Then she and Liian picked up some groceries. Lillian was
on her best behavior at the dentist and Joan was
really happy about that. She mentioned it to Barbara when
Lillian and Joan returned a little before eleven am and
(20:59):
went over to pick up David. Joan walked over to
the Barker house to get David, who had been there
for about an hour and a half. Barbara and Joan
talked about how David had behaved and how well Lilian
had done at the dentist. Barbara noted nothing unusual about
Joane's demeanor that morning, nothing at all. Now, according to Barbara,
Joan's spirits were extremely good. At eleven a m. On
(21:21):
the day of her disappearance, she walked David and Lilian
across the Barker's lawn and then across Old Bedford Road
to their home. And back at the house with Lilian
and David, Joan probably put her shopping away, took in
the milk, and put her purse in the downstairs closet.
She changed from a black wool skirt, blouse and the
(21:42):
shoes that she had worn to the dentist and put
on a dress, a sweater, and blue sneakers that were
trimmed with white. Now, I just can't help myself but
to say how far we have fallen since the sixties,
Because if I go to the dentist's, I'm going to
wear maybe my good jeans and maybe a blouse. Then
I'm going to come home and I'm going to put
(22:03):
on shorts and a T shirt like a total slob. Really,
she goes home and to get comfortable puts on a
dress and a sweater, so it makes me feel pretty lazy.

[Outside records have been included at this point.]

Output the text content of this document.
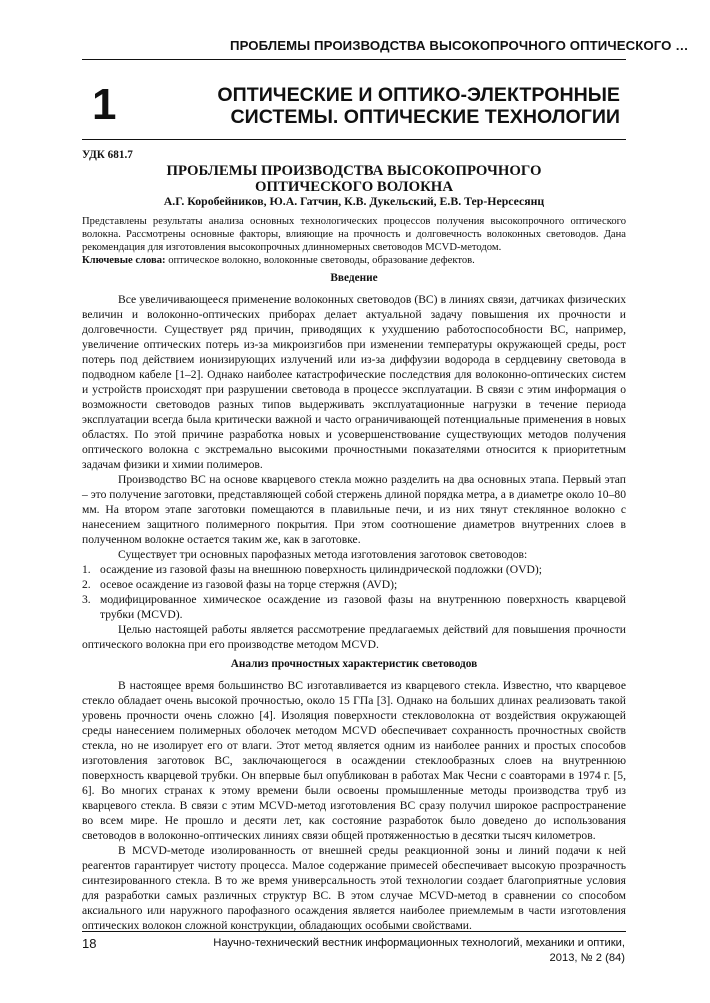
ПРОБЛЕМЫ ПРОИЗВОДСТВА ВЫСОКОПРОЧНОГО ОПТИЧЕСКОГО …
1	ОПТИЧЕСКИЕ И ОПТИКО-ЭЛЕКТРОННЫЕ
СИСТЕМЫ. ОПТИЧЕСКИЕ ТЕХНОЛОГИИ
УДК 681.7
ПРОБЛЕМЫ ПРОИЗВОДСТВА ВЫСОКОПРОЧНОГО
ОПТИЧЕСКОГО ВОЛОКНА
А.Г. Коробейников, Ю.А. Гатчин, К.В. Дукельский, Е.В. Тер-Нерсесянц
Представлены результаты анализа основных технологических процессов получения высокопрочного оптического волокна. Рассмотрены основные факторы, влияющие на прочность и долговечность волоконных световодов. Дана рекомендация для изготовления высокопрочных длинномерных световодов MCVD-методом.
Ключевые слова: оптическое волокно, волоконные световоды, образование дефектов.
Введение

Все увеличивающееся применение волоконных световодов (ВС) в линиях связи, датчиках физических величин и волоконно-оптических приборах делает актуальной задачу повышения их прочности и долговечности. Существует ряд причин, приводящих к ухудшению работоспособности ВС, например, увеличение оптических потерь из-за микроизгибов при изменении температуры окружающей среды, рост потерь под действием ионизирующих излучений или из-за диффузии водорода в сердцевину световода в подводном кабеле [1–2]. Однако наиболее катастрофические последствия для волоконно-оптических систем и устройств происходят при разрушении световода в процессе эксплуатации. В связи с этим информация о возможности световодов разных типов выдерживать эксплуатационные нагрузки в течение периода эксплуатации всегда была критически важной и часто ограничивающей потенциальные применения в новых областях. По этой причине разработка новых и усовершенствование существующих методов получения оптического волокна с экстремально высокими прочностными показателями относится к приоритетным задачам физики и химии полимеров.

Производство ВС на основе кварцевого стекла можно разделить на два основных этапа. Первый этап – это получение заготовки, представляющей собой стержень длиной порядка метра, а в диаметре около 10–80 мм. На втором этапе заготовки помещаются в плавильные печи, и из них тянут стеклянное волокно с нанесением защитного полимерного покрытия. При этом соотношение диаметров внутренних слоев в полученном волокне остается таким же, как в заготовке.

Существует три основных парофазных метода изготовления заготовок световодов:

1. осаждение из газовой фазы на внешнюю поверхность цилиндрической подложки (OVD);
2. осевое осаждение из газовой фазы на торце стержня (AVD);
3. модифицированное химическое осаждение из газовой фазы на внутреннюю поверхность кварцевой трубки (MCVD).

Целью настоящей работы является рассмотрение предлагаемых действий для повышения прочности оптического волокна при его производстве методом MCVD.

Анализ прочностных характеристик световодов

В настоящее время большинство ВС изготавливается из кварцевого стекла. Известно, что кварцевое стекло обладает очень высокой прочностью, около 15 ГПа [3]. Однако на больших длинах реализовать такой уровень прочности очень сложно [4]. Изоляция поверхности стекловолокна от воздействия окружающей среды нанесением полимерных оболочек методом MCVD обеспечивает сохранность прочностных свойств стекла, но не изолирует его от влаги. Этот метод является одним из наиболее ранних и простых способов изготовления заготовок ВС, заключающегося в осаждении стеклообразных слоев на внутреннюю поверхность кварцевой трубки. Он впервые был опубликован в работах Мак Чесни с соавторами в 1974 г. [5, 6]. Во многих странах к этому времени были освоены промышленные методы производства труб из кварцевого стекла. В связи с этим MCVD-метод изготовления ВС сразу получил широкое распространение во всем мире. Не прошло и десяти лет, как состояние разработок было доведено до использования световодов в волоконно-оптических линиях связи общей протяженностью в десятки тысяч километров.

В MCVD-методе изолированность от внешней среды реакционной зоны и линий подачи к ней реагентов гарантирует чистоту процесса. Малое содержание примесей обеспечивает высокую прозрачность синтезированного стекла. В то же время универсальность этой технологии создает благоприятные условия для разработки самых различных структур ВС. В этом случае MCVD-метод в сравнении со способом аксиального или наружного парофазного осаждения является наиболее приемлемым в части изготовления оптических волокон сложной конструкции, обладающих особыми свойствами.

18	Научно-технический вестник информационных технологий, механики и оптики,
2013, № 2 (84)
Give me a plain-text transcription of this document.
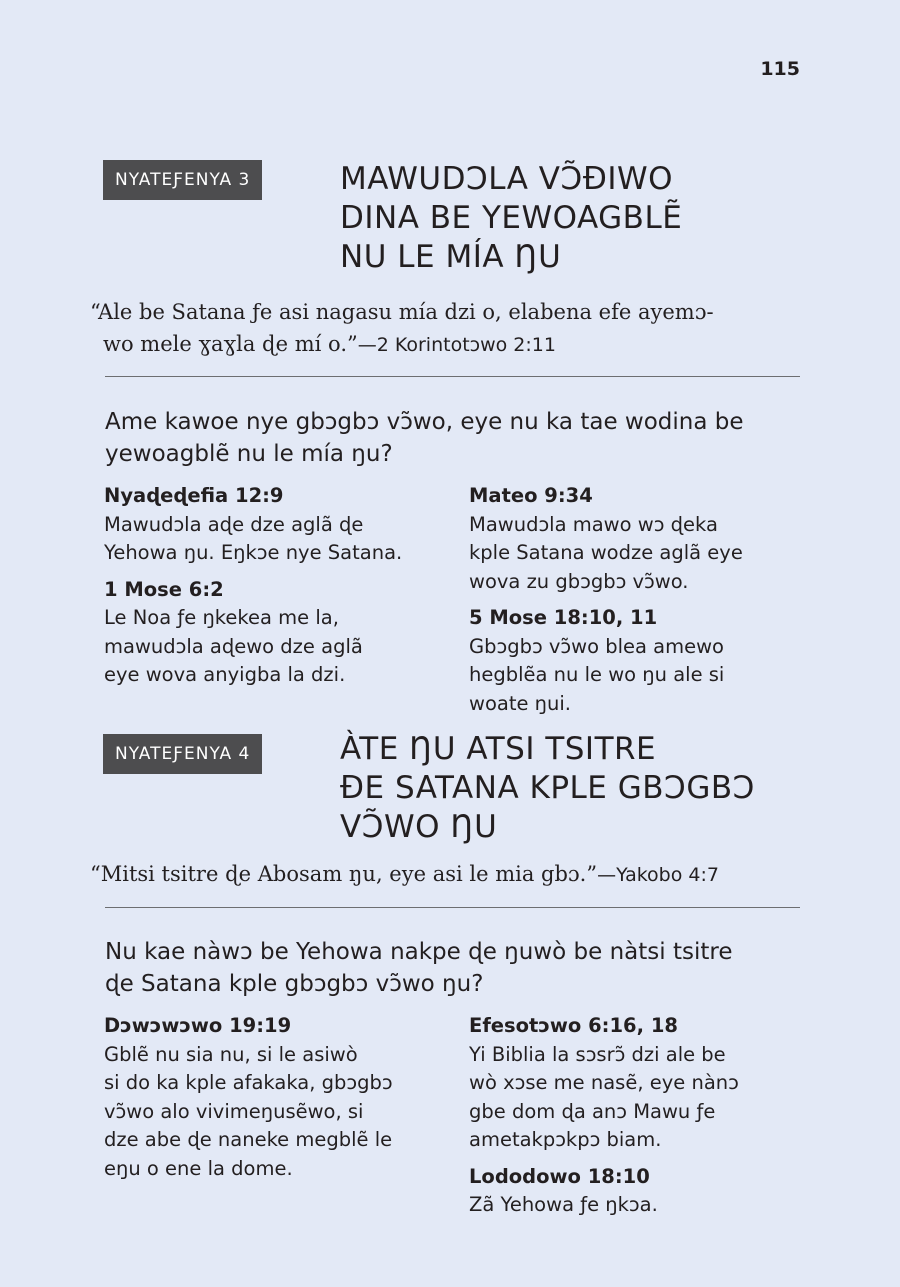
115
NYATEƑENYA 3	MAWUDƆLA VƆ̃ĐIWO
DINA BE YEWOAGBLẼ
NU LE MÍA ŊU
“Ale be Satana ƒe asi nagasu mía dzi o, elabena efe ayemɔ-
wo mele ɣaɣla ɖe mí o.”—2 Korintotɔwo 2:11
Ame kawoe nye gbɔgbɔ vɔ̃wo, eye nu ka tae wodina be
yewoagblẽ nu le mía ŋu?
Nyaɖeɖefia 12:9
Mawudɔla aɖe dze aglã ɖe
Yehowa ŋu. Eŋkɔe nye Satana.
1 Mose 6:2
Le Noa ƒe ŋkekea me la,
mawudɔla aɖewo dze aglã
eye wova anyigba la dzi.
Mateo 9:34
Mawudɔla mawo wɔ ɖeka
kple Satana wodze aglã eye
wova zu gbɔgbɔ vɔ̃wo.
5 Mose 18:10, 11
Gbɔgbɔ vɔ̃wo blea amewo
hegblẽa nu le wo ŋu ale si
woate ŋui.
NYATEƑENYA 4	ÀTE ŊU ATSI TSITRE
ĐE SATANA KPLE GBƆGBƆ
VƆ̃WO ŊU
“Mitsi tsitre ɖe Abosam ŋu, eye asi le mia gbɔ.”—Yakobo 4:7
Nu kae nàwɔ be Yehowa nakpe ɖe ŋuwò be nàtsi tsitre
ɖe Satana kple gbɔgbɔ vɔ̃wo ŋu?
Dɔwɔwɔwo 19:19
Gblẽ nu sia nu, si le asiwò
si do ka kple afakaka, gbɔgbɔ
vɔ̃wo alo vivimeŋusẽwo, si
dze abe ɖe naneke megblẽ le
eŋu o ene la dome.
Efesotɔwo 6:16, 18
Yi Biblia la sɔsrɔ̃ dzi ale be
wò xɔse me nasẽ, eye nànɔ
gbe dom ɖa anɔ Mawu ƒe
ametakpɔkpɔ biam.
Lododowo 18:10
Zã Yehowa ƒe ŋkɔa.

I just really like the idea of dressing up like
men wore hats. I just love all that stuff. So
I don't know why, maybe because I grew up watching
Nick at Night and all that, but anyway, I had
(22:24):
to comment on that. So shortly after Joan arrived home,
Walter Colburn, an employee of the clothes cleaning company that
the Wrishes used, showed up at around eleven fifteen am
to make his regular pickup. So he knocked on that
side door leading to the kitchen and she let him in.

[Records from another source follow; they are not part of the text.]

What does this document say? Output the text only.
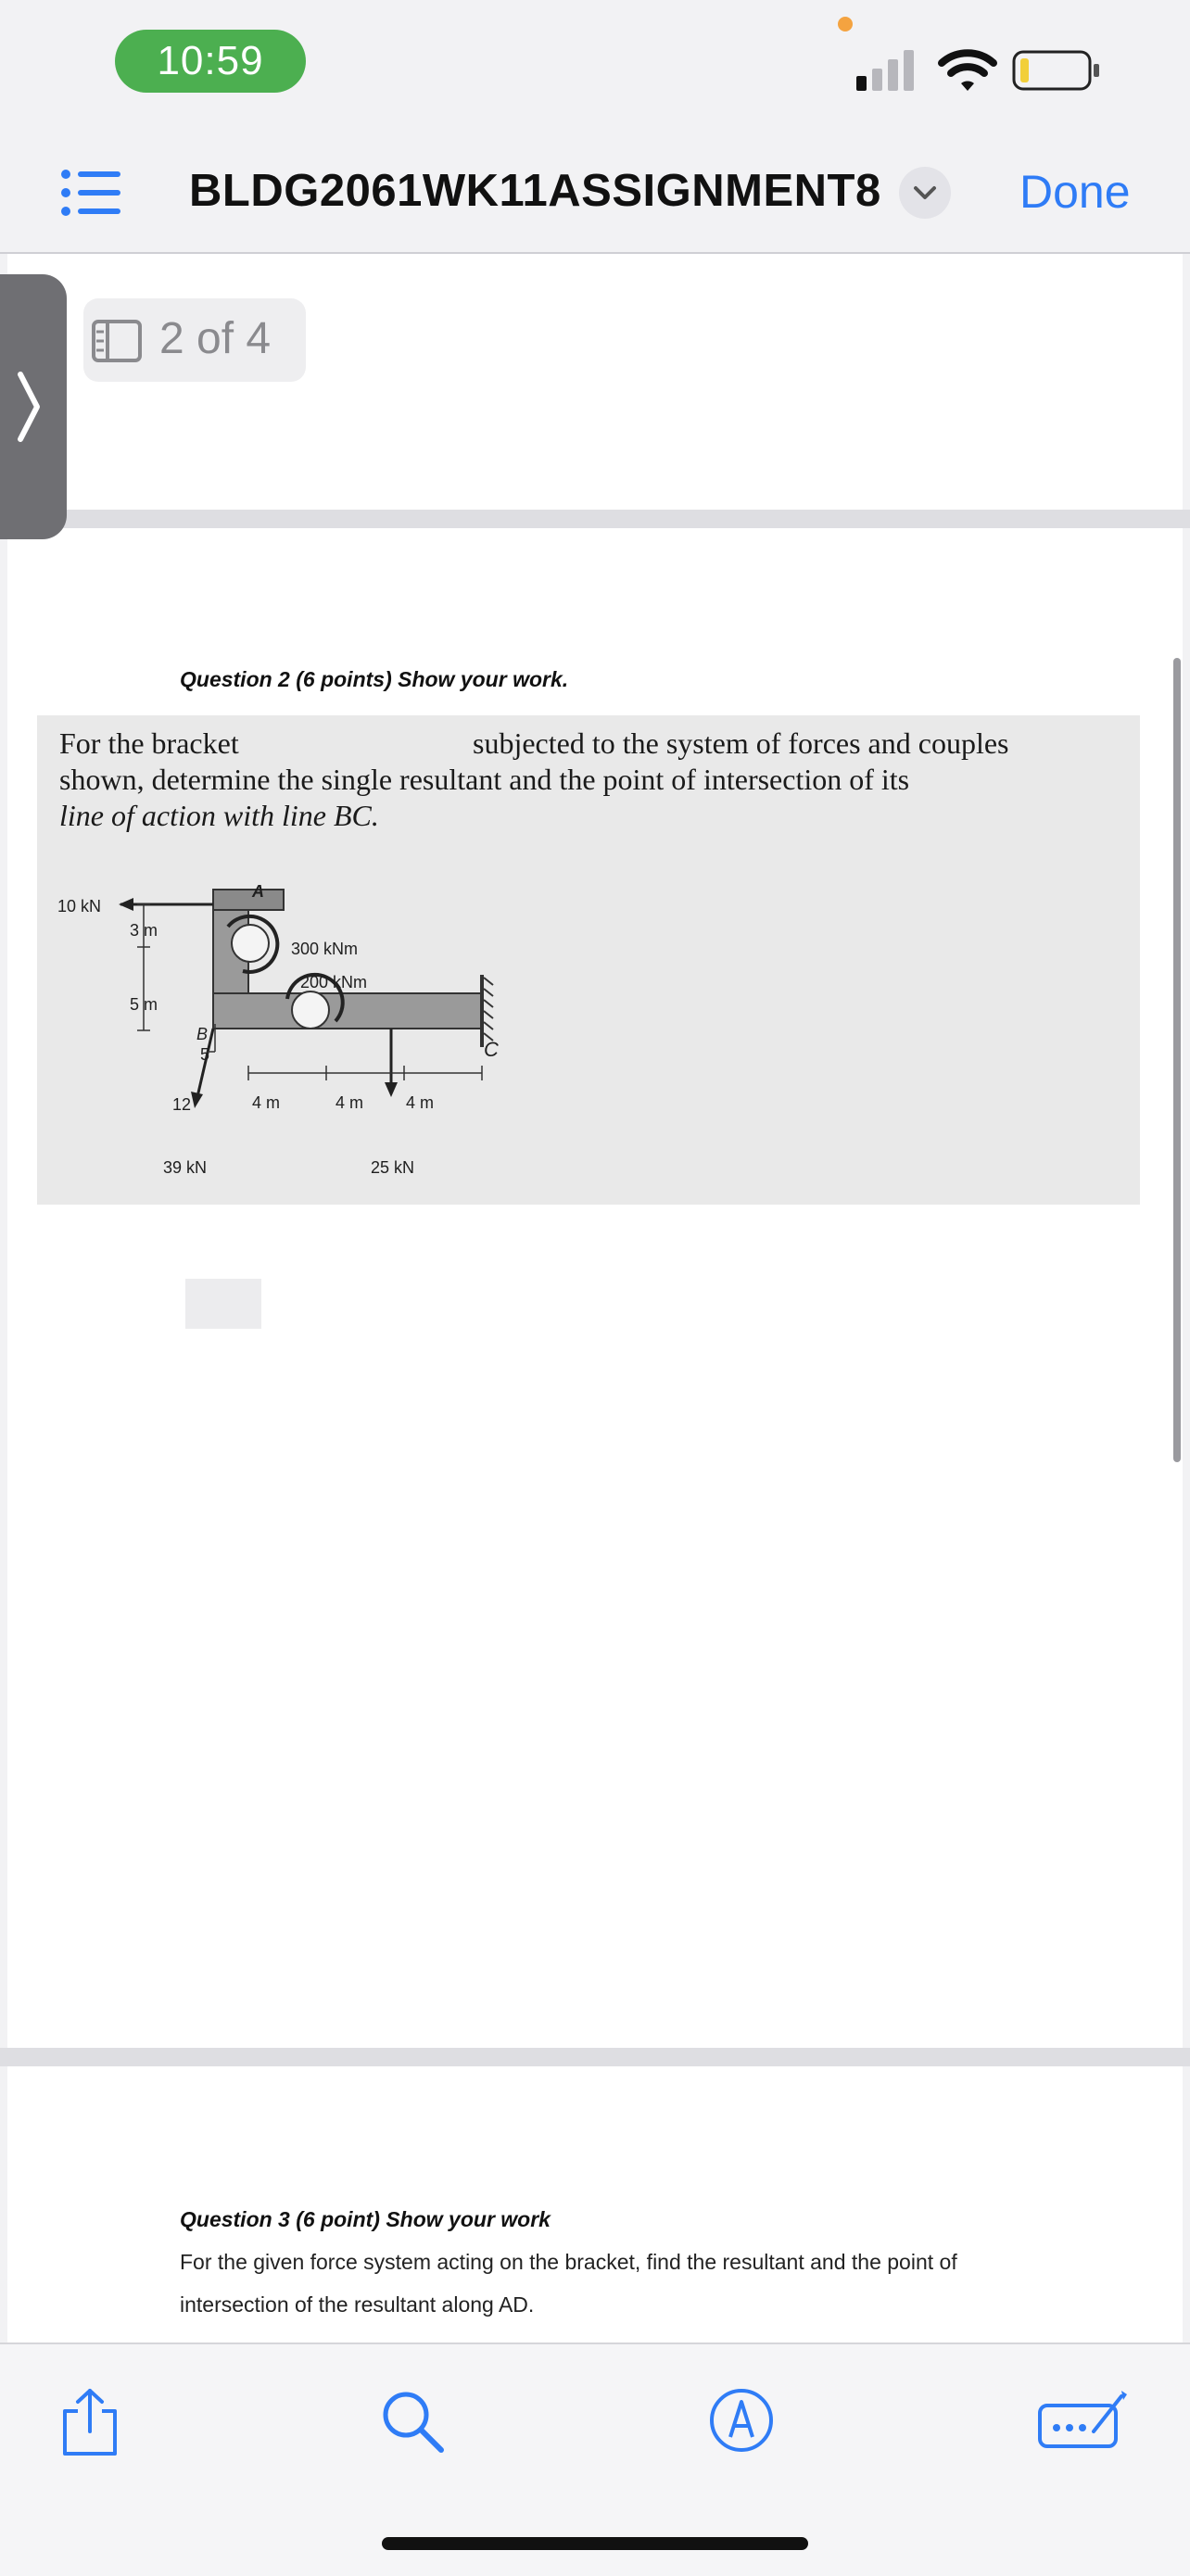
10:59
BLDG2061WK11ASSIGNMENT8	Done
2 of 4
Question 2 (6 points) Show your work.
For the bracket	subjected to the system of forces and couples
shown, determine the single resultant and the point of intersection of its
line of action with line BC.
10 kN
3 m
5 m
A
B
C
300 kNm
200 kNm
5
12	4 m	4 m	4 m
39 kN	25 kN
Question 3 (6 point) Show your work
For the given force system acting on the bracket, find the resultant and the point of
intersection of the resultant along AD.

Joan and mister Colburn spoke briefly, and later he said
(22:46):
that Joan had seemed normal and cheerful. She gave some
of Martin's clothes to Colburn and he left before eleven
thirty am, so he was only at the Rish house
for maybe five minutes or so. After Colburn left, Joan
made lunch for Lilian, David, and herself, and we think
she ate a sandwich and may have had a beer.
At noon, as was her routine, she took David upstairs
(23:09):
and put him in his crib for his nap, and
he usually slept until two pm. He'd take about a
two hour nap, which gave Joan some time for herself
and you know, some time to spend with Lilian as well.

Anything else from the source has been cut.